# Probability questions?

## Two questions: Find the probability of answering two multiple choice questions correctly if random guesses are made. Assume the questions each have five choices for the answer. Only one of the choices is correct. Find the probability of answering two true or false questions correctly if random guesses are made. Only one of the choices is correct. My issue: I don't know which probability rule to apply here...

Jul 11, 2017

First question:
You can reason the situation logically, or you can apply a law.

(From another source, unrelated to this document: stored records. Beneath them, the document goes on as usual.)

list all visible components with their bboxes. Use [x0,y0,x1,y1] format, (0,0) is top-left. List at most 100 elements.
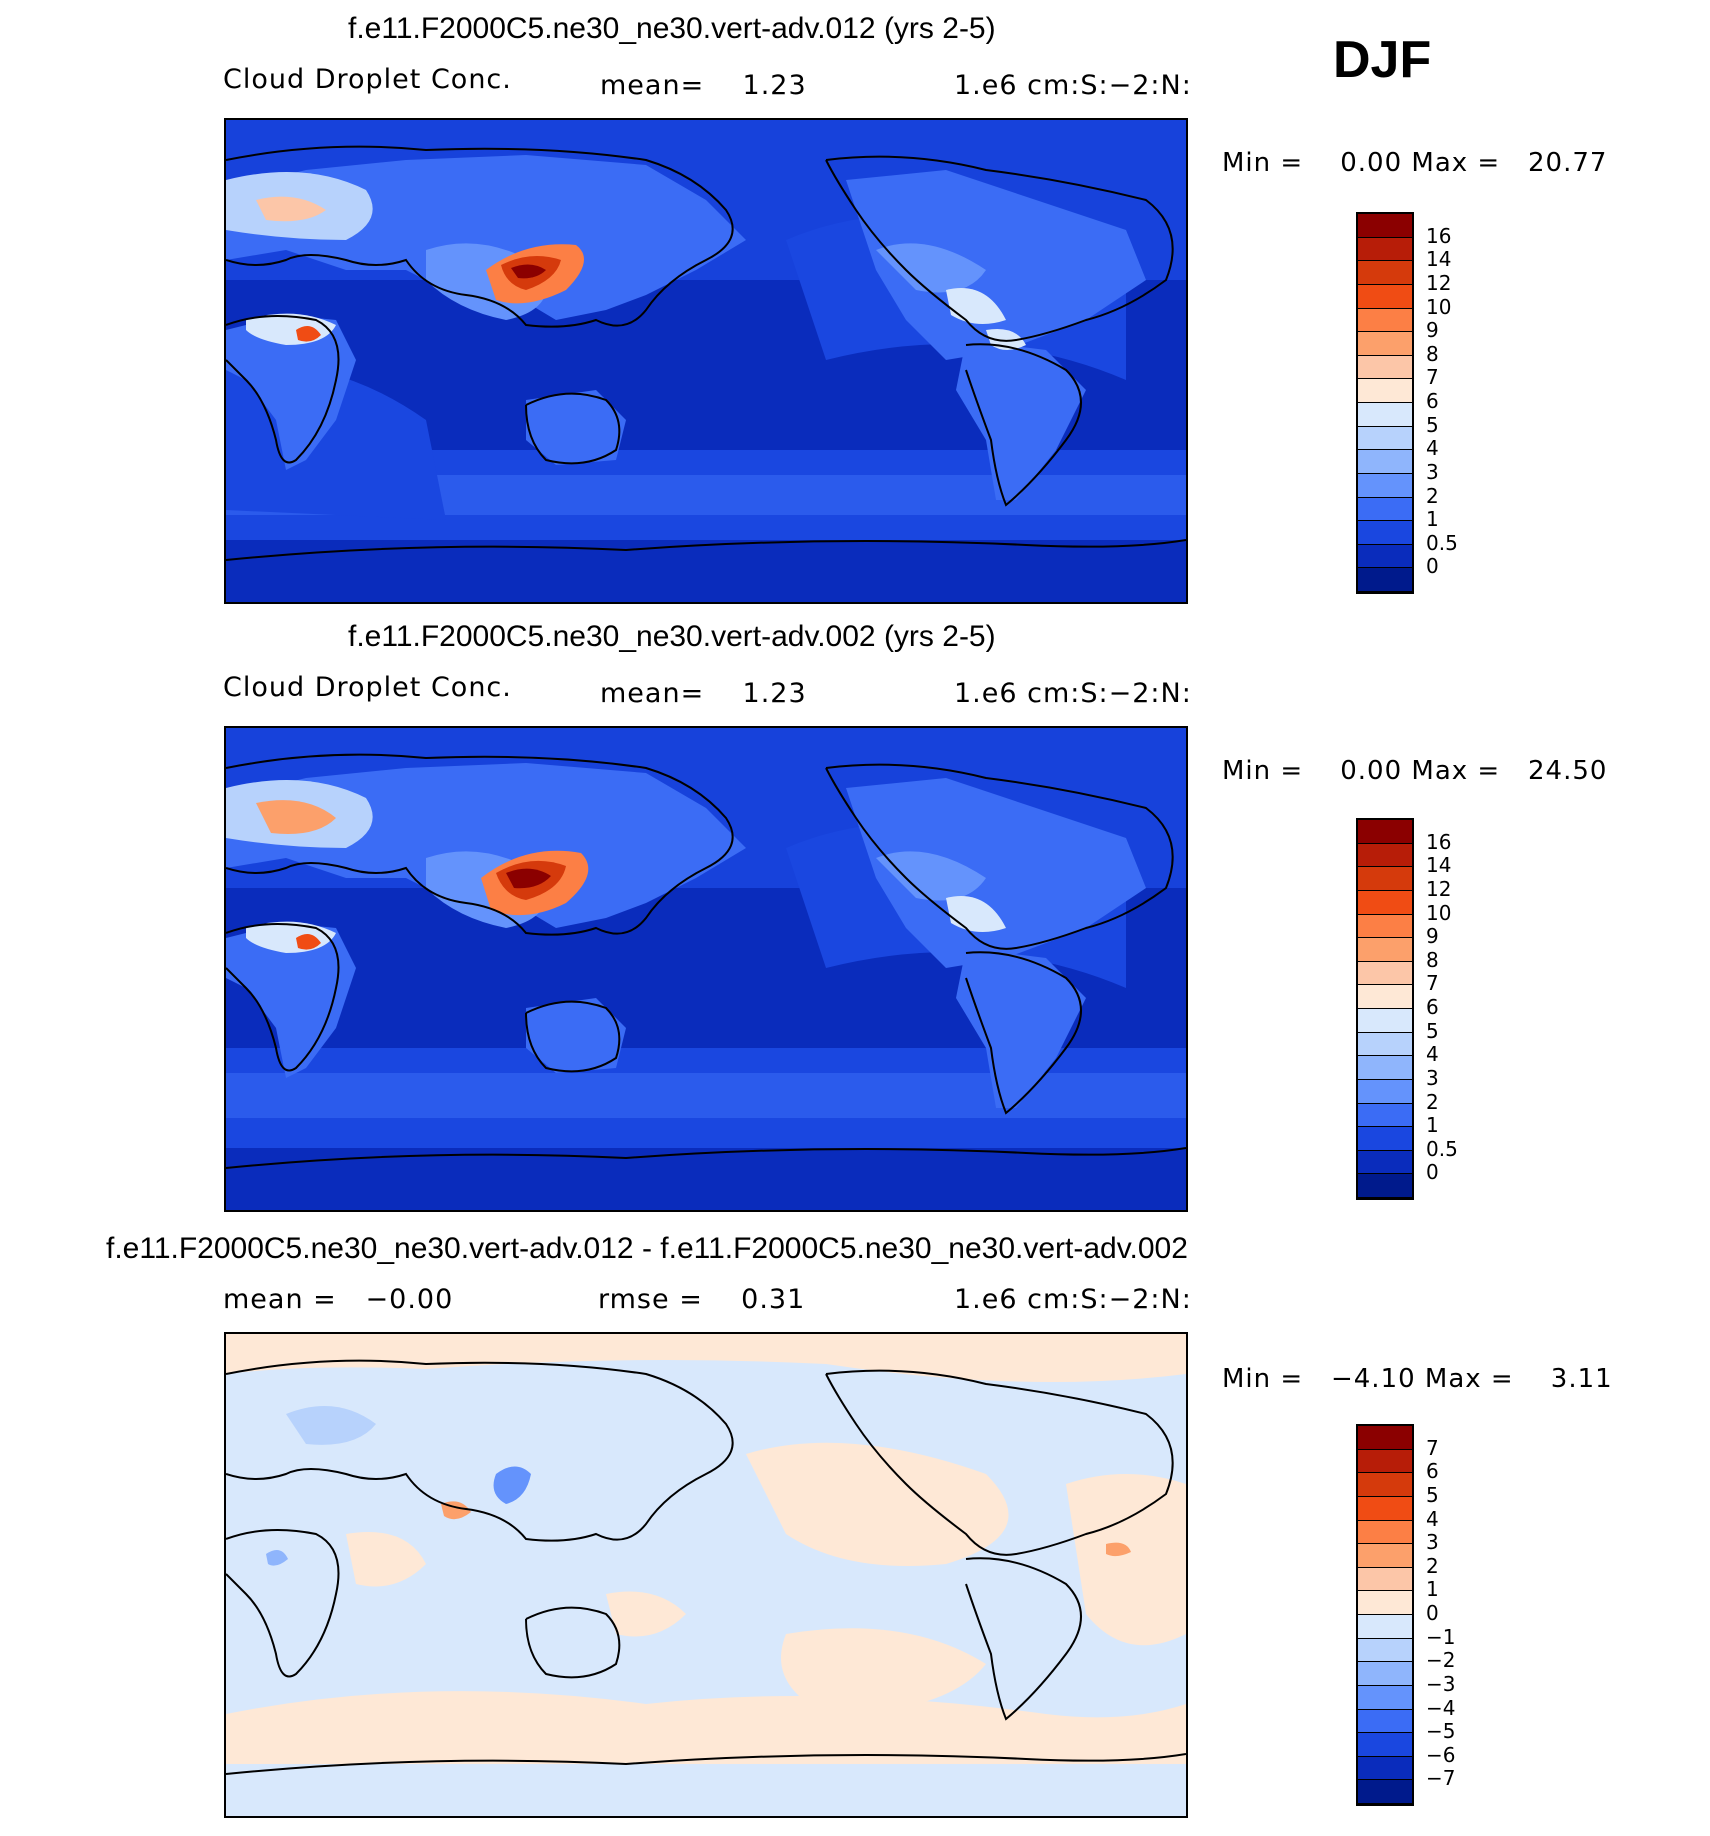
colorbar-segment [1358,985,1412,1009]
panel-2-colorbar [1356,818,1414,1200]
colorbar-segment [1358,820,1412,844]
colorbar-tick-label: 1 [1426,1113,1439,1138]
colorbar-tick-label: −7 [1426,1766,1456,1791]
colorbar-tick-label: 8 [1426,947,1439,972]
colorbar-segment [1358,1056,1412,1080]
colorbar-tick-label: −4 [1426,1695,1456,1720]
colorbar-tick-label: 2 [1426,1089,1439,1114]
colorbar-tick-label: 1 [1426,507,1439,532]
colorbar-tick-label: 7 [1426,971,1439,996]
colorbar-segment [1358,544,1412,569]
colorbar-segment [1358,214,1412,238]
colorbar-segment [1358,426,1412,451]
colorbar-segment [1358,914,1412,939]
panel-1-map-canvas [226,120,1186,602]
panel-2-title: f.e11.F2000C5.ne30_ne30.vert-adv.002 (yr… [348,620,996,653]
panel-1-units-label: 1.e6 cm:S:−2:N: [954,70,1192,101]
colorbar-segment [1358,1449,1412,1474]
colorbar-tick-label: 6 [1426,995,1439,1019]
colorbar-tick-label: 14 [1426,247,1452,272]
colorbar-segment [1358,1520,1412,1545]
panel-2-units-label: 1.e6 cm:S:−2:N: [954,678,1192,709]
panel-2-map-canvas [226,728,1186,1210]
panel-3-map-canvas [226,1334,1186,1816]
colorbar-segment [1358,1662,1412,1686]
colorbar-segment [1358,379,1412,403]
colorbar-segment [1358,1032,1412,1057]
panel-3-rmse-label: rmse = 0.31 [598,1284,806,1315]
colorbar-segment [1358,284,1412,309]
colorbar-segment [1358,308,1412,333]
colorbar-segment [1358,568,1412,592]
colorbar-tick-label: 16 [1426,223,1452,248]
colorbar-segment [1358,1591,1412,1615]
colorbar-segment [1358,1685,1412,1710]
panel-3-title: f.e11.F2000C5.ne30_ne30.vert-adv.012 - f… [106,1232,1188,1265]
panel-2-variable-label: Cloud Droplet Conc. [223,672,512,703]
colorbar-tick-label: 3 [1426,1530,1439,1555]
colorbar-tick-label: 8 [1426,341,1439,366]
colorbar-segment [1358,1174,1412,1198]
colorbar-tick-label: 2 [1426,1553,1439,1578]
colorbar-tick-label: 0.5 [1426,1136,1458,1161]
colorbar-segment [1358,1544,1412,1568]
colorbar-segment [1358,843,1412,868]
panel-3-mean-label: mean = −0.00 [223,1284,454,1315]
colorbar-segment [1358,1103,1412,1128]
colorbar-segment [1358,867,1412,891]
panel-1-mean-label: mean= 1.23 [600,70,807,101]
colorbar-segment [1358,1009,1412,1033]
colorbar-segment [1358,237,1412,262]
colorbar-segment [1358,1473,1412,1497]
colorbar-tick-label: 0 [1426,1160,1439,1185]
colorbar-tick-label: 0.5 [1426,530,1458,555]
colorbar-tick-label: 5 [1426,1018,1439,1043]
colorbar-segment [1358,961,1412,986]
colorbar-segment [1358,497,1412,522]
colorbar-segment [1358,521,1412,545]
colorbar-segment [1358,1733,1412,1757]
colorbar-segment [1358,1150,1412,1175]
colorbar-segment [1358,1127,1412,1151]
colorbar-segment [1358,261,1412,285]
colorbar-tick-label: 7 [1426,1435,1439,1460]
panel-3-units-label: 1.e6 cm:S:−2:N: [954,1284,1192,1315]
colorbar-tick-label: 10 [1426,900,1452,925]
colorbar-tick-label: 3 [1426,459,1439,484]
colorbar-segment [1358,332,1412,356]
colorbar-tick-label: 1 [1426,1577,1439,1602]
colorbar-tick-label: 4 [1426,1042,1439,1067]
colorbar-tick-label: 5 [1426,412,1439,437]
panel-1-min-max: Min = 0.00 Max = 20.77 [1222,148,1608,178]
colorbar-tick-label: 9 [1426,318,1439,343]
panel-3-colorbar [1356,1424,1414,1806]
colorbar-tick-label: 6 [1426,389,1439,413]
colorbar-tick-label: −2 [1426,1648,1456,1673]
panel-2-map [224,726,1188,1212]
colorbar-segment [1358,1079,1412,1104]
panel-2-mean-label: mean= 1.23 [600,678,807,709]
colorbar-segment [1358,1709,1412,1734]
colorbar-segment [1358,355,1412,380]
colorbar-tick-label: 5 [1426,1482,1439,1507]
colorbar-tick-label: 0 [1426,554,1439,579]
colorbar-tick-label: 14 [1426,853,1452,878]
colorbar-tick-label: −3 [1426,1671,1456,1696]
colorbar-tick-label: 12 [1426,270,1452,295]
panel-3-min-max: Min = −4.10 Max = 3.11 [1222,1364,1613,1394]
panel-3-map [224,1332,1188,1818]
colorbar-segment [1358,473,1412,498]
colorbar-tick-label: 6 [1426,1459,1439,1484]
colorbar-tick-label: −5 [1426,1719,1456,1744]
colorbar-segment [1358,403,1412,427]
colorbar-tick-label: 3 [1426,1065,1439,1090]
colorbar-segment [1358,938,1412,962]
panel-1-variable-label: Cloud Droplet Conc. [223,64,512,95]
colorbar-segment [1358,1780,1412,1804]
colorbar-segment [1358,450,1412,474]
panel-1-colorbar [1356,212,1414,594]
colorbar-tick-label: 16 [1426,829,1452,854]
colorbar-segment [1358,890,1412,915]
panel-2-min-max: Min = 0.00 Max = 24.50 [1222,756,1608,786]
colorbar-segment [1358,1638,1412,1663]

Probability of an event $= \left(\text{number of wanted outcomes")/("total number of possible outcomes}\right)$

If there are $5$ possible answers for each question, there are:
$5 \times 5 = 25$ possible combinations. Of these $25$ possibilities, there is only one combination of $2$ correct answers.
$P \left(\text{2 correct answers}\right) = \frac{1}{25}$

Or you can use the law which says:

$P \left(2 \text{correct answers}\right)$

$P \left(C , C\right) = P \left(\text{first "C) and P("second } C\right)$
"AND" implies multiply.

$= \frac{1}{5} \times \frac{1}{5} = \frac{1}{25}$

Second question:
The approach is the same, but there are only 2 options, each question is either "True or False"

$2 \times 2 = 4$

Only one combination is correct. $\frac{1}{4}$

$P \left(C , C\right) = P \left(C\right) \times P \left(C\right) = \frac{1}{2} \times \frac{1}{2} = \frac{1}{4}$